Each year, Indiana’s roadways see an influx of teenage drivers traveling them once schools across the state let out for the summer. The stretch of time between Memorial Day and Labor Day each year has become a particularly hazardous time to be on the road, with teen driver-involved crashes spiking sharply during this time.
Per AAA Newsroom, the period that falls between Memorial Day and Labor Day has become so dangerous that it has become known as summer’s 100 Deadliest Days. More than 8,300 people died in crashes involving teen drivers during 100 Deadliest Day periods between 2008 and 2018, with 243 people dying in these crashes in Indiana in the past 10 years.
There are a number of reasons why teen-involved car crashes spike during the summertime. For starters, teens are spending more time behind the wheel in the summer. They may also be navigating unfamiliar areas of the roadway, rather than a route to and from school that they already know. Teens are also more prone to driving at night, driving under the influence and driving with passengers during the summer months. All these variables contribute to crash risks.

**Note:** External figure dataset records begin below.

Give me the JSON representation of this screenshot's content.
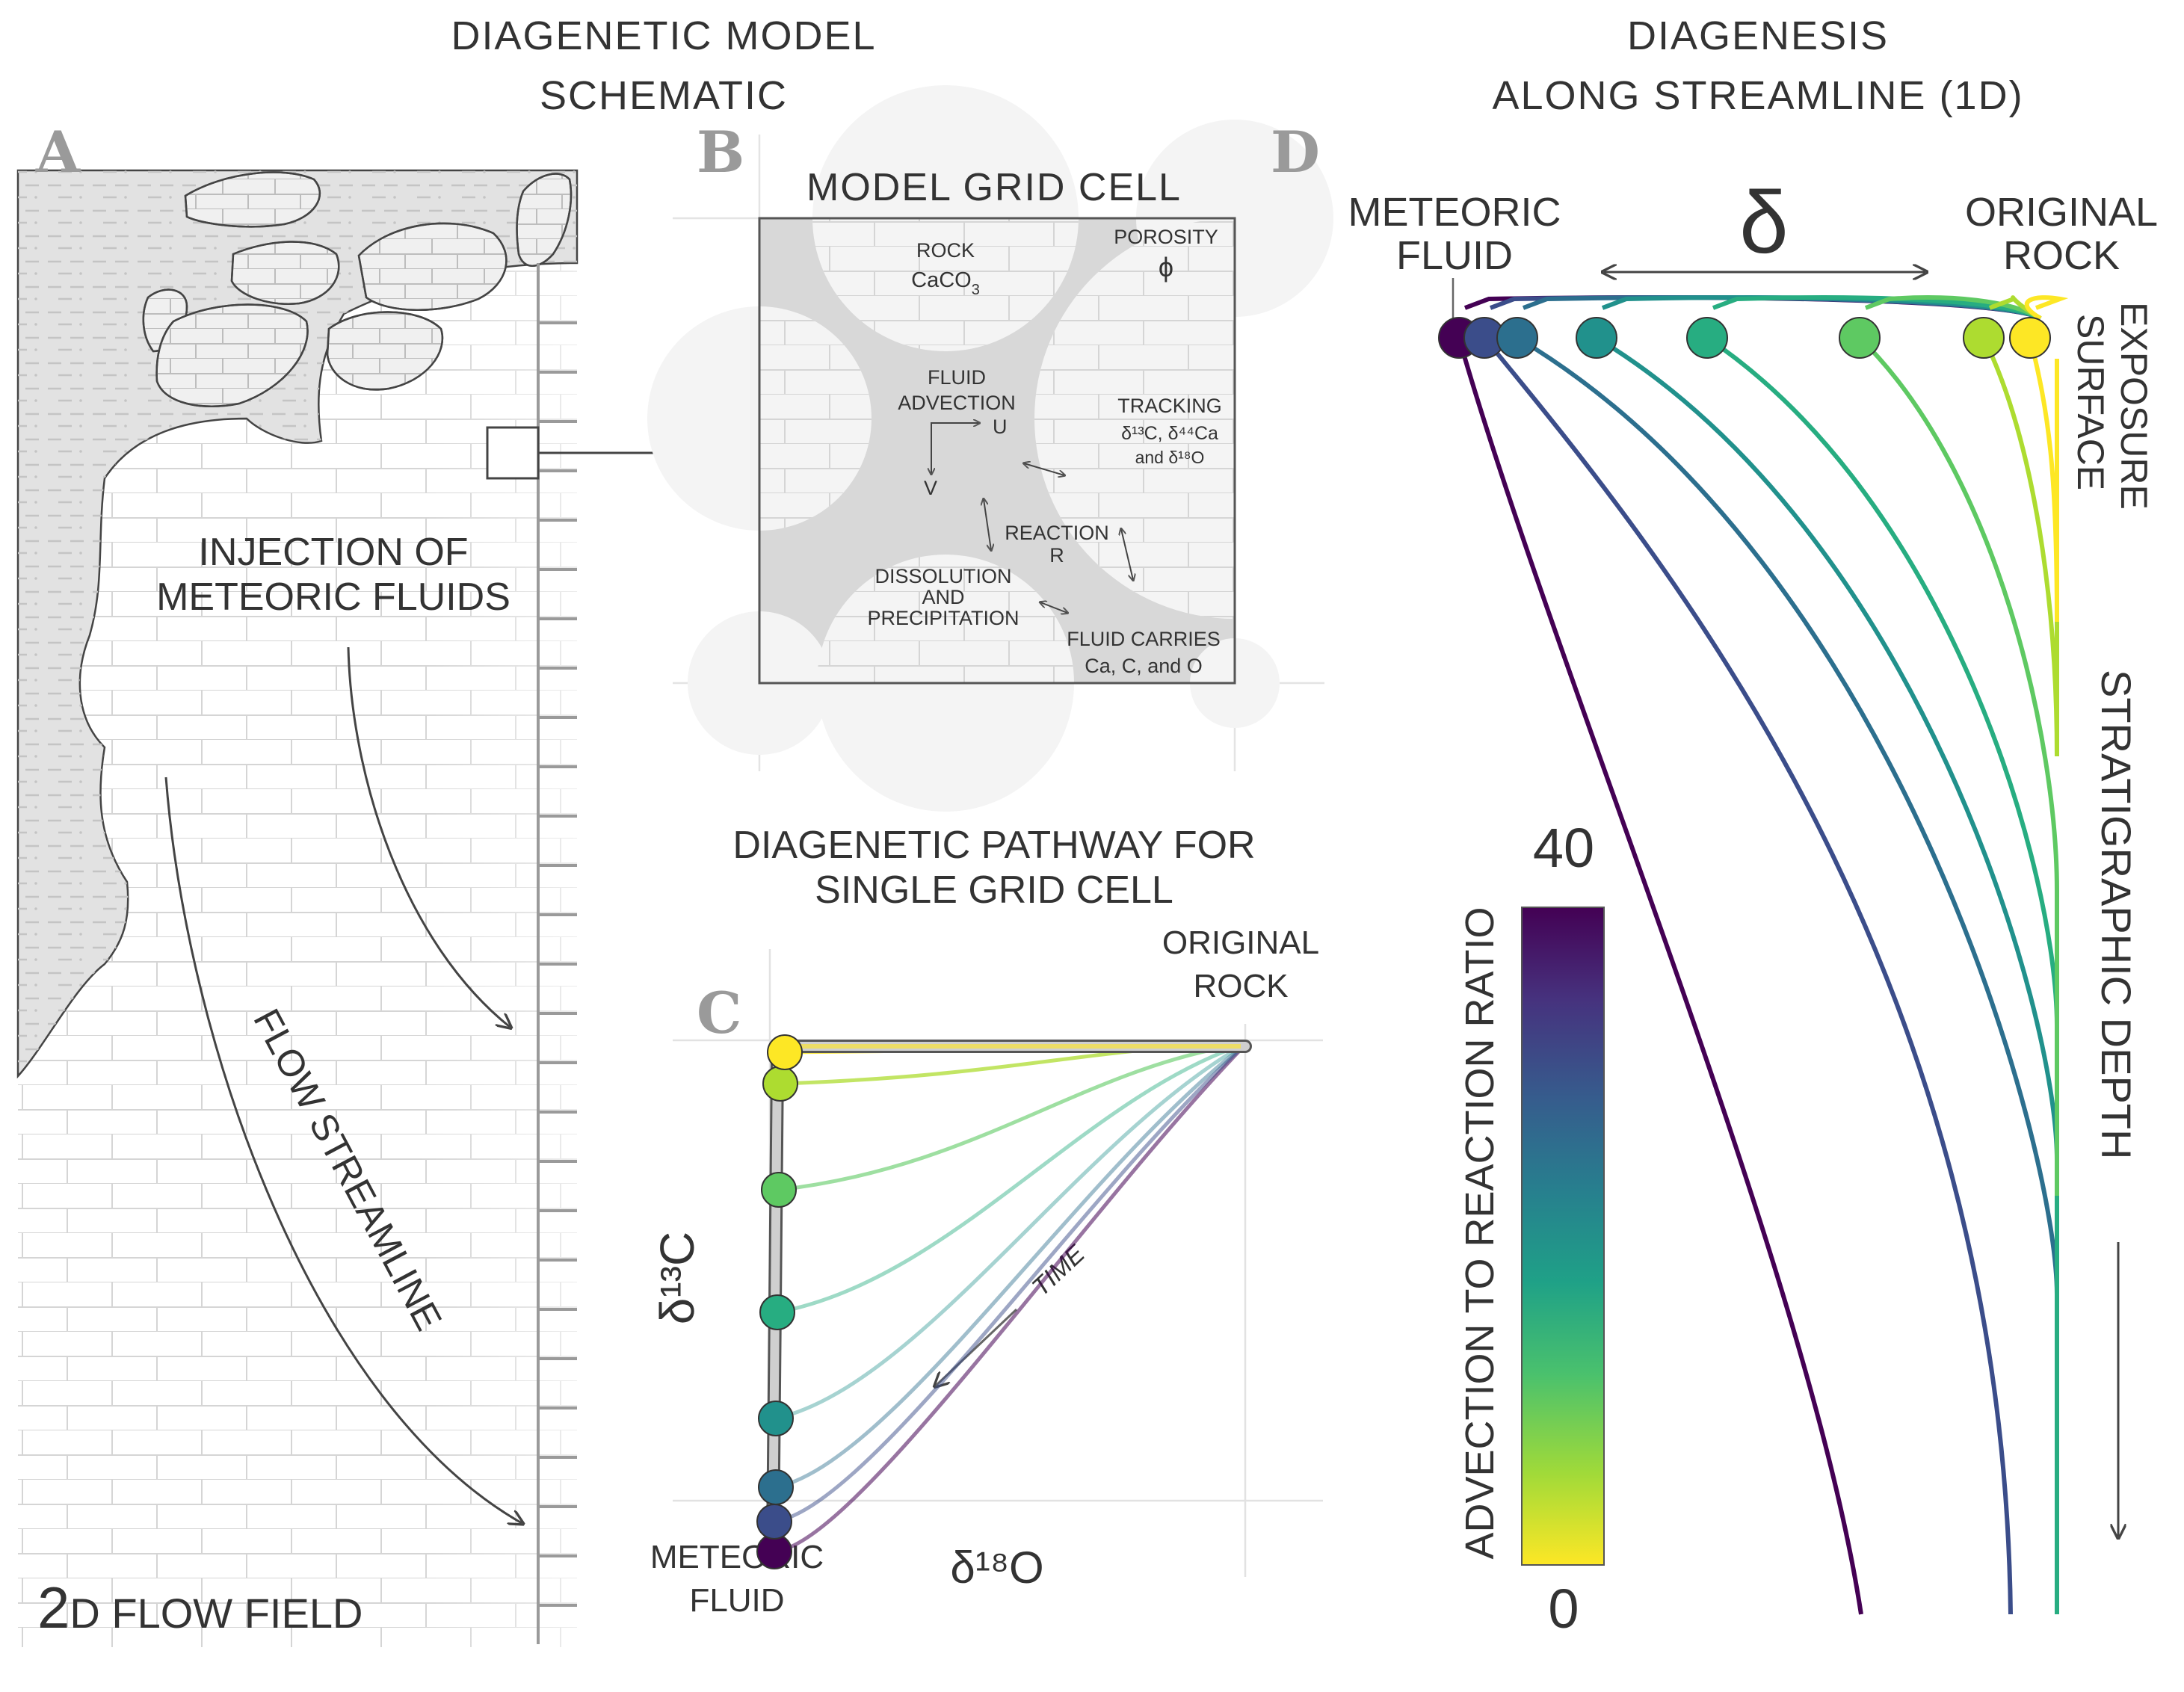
{
  "titles": {
    "left_line1": "DIAGENETIC MODEL",
    "left_line2": "SCHEMATIC",
    "right_line1": "DIAGENESIS",
    "right_line2": "ALONG STREAMLINE (1D)"
  },
  "panel_a": {
    "letter": "A",
    "injection_line1": "INJECTION OF",
    "injection_line2": "METEORIC FLUIDS",
    "flow_streamline": "FLOW STREAMLINE",
    "flow_field_num": "2",
    "flow_field_text": "D FLOW FIELD"
  },
  "panel_b": {
    "letter": "B",
    "title": "MODEL GRID CELL",
    "rock_line1": "ROCK",
    "rock_formula": "CaCO",
    "rock_sub": "3",
    "porosity_label": "POROSITY",
    "porosity_symbol": "ϕ",
    "fluid_line1": "FLUID",
    "fluid_line2": "ADVECTION",
    "u_label": "U",
    "v_label": "V",
    "tracking_line1": "TRACKING",
    "tracking_line2": "δ¹³C, δ⁴⁴Ca",
    "tracking_line3": "and δ¹⁸O",
    "reaction_line1": "REACTION",
    "reaction_line2": "R",
    "dissolution_line1": "DISSOLUTION",
    "dissolution_line2": "AND",
    "dissolution_line3": "PRECIPITATION",
    "carries_line1": "FLUID CARRIES",
    "carries_line2": "Ca, C, and O"
  },
  "panel_c": {
    "letter": "C",
    "title_line1": "DIAGENETIC PATHWAY FOR",
    "title_line2": "SINGLE GRID CELL",
    "original_line1": "ORIGINAL",
    "original_line2": "ROCK",
    "meteoric_line1": "METEORIC",
    "meteoric_line2": "FLUID",
    "y_axis": "δ¹³C",
    "x_axis": "δ¹⁸O",
    "time_label": "TIME"
  },
  "panel_d": {
    "letter": "D",
    "meteoric_line1": "METEORIC",
    "meteoric_line2": "FLUID",
    "delta_symbol": "δ",
    "original_line1": "ORIGINAL",
    "original_line2": "ROCK",
    "exposure_line1": "EXPOSURE",
    "exposure_line2": "SURFACE",
    "depth_label": "STRATIGRAPHIC DEPTH",
    "colorbar_title": "ADVECTION TO REACTION RATIO",
    "colorbar_max": "40",
    "colorbar_min": "0",
    "colorbar_range": [
      0,
      40
    ],
    "colormap": "viridis",
    "curve_colors": [
      "#440154",
      "#3b4d8a",
      "#2c6f8e",
      "#21918c",
      "#27ad81",
      "#5ec962",
      "#addc30",
      "#fde725"
    ]
  },
  "colors": {
    "text": "#333333",
    "grid_cell_fill": "#d8d8d8",
    "grain_fill": "#f4f4f4",
    "limestone_shade": "#e6e6e6"
  }
}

Parents of teen motorists may be able to help enhance roadway safety by making their kids undergo at least 50 hours of supervised driving time before driving on their own. Teaching teen drivers about the risks associated with drunk driving and distracted driving may also enhance roadway safety.
Parents may also want to exercise care when driving with their teens in the vehicle and model the same behaviors they want their teens to emulate.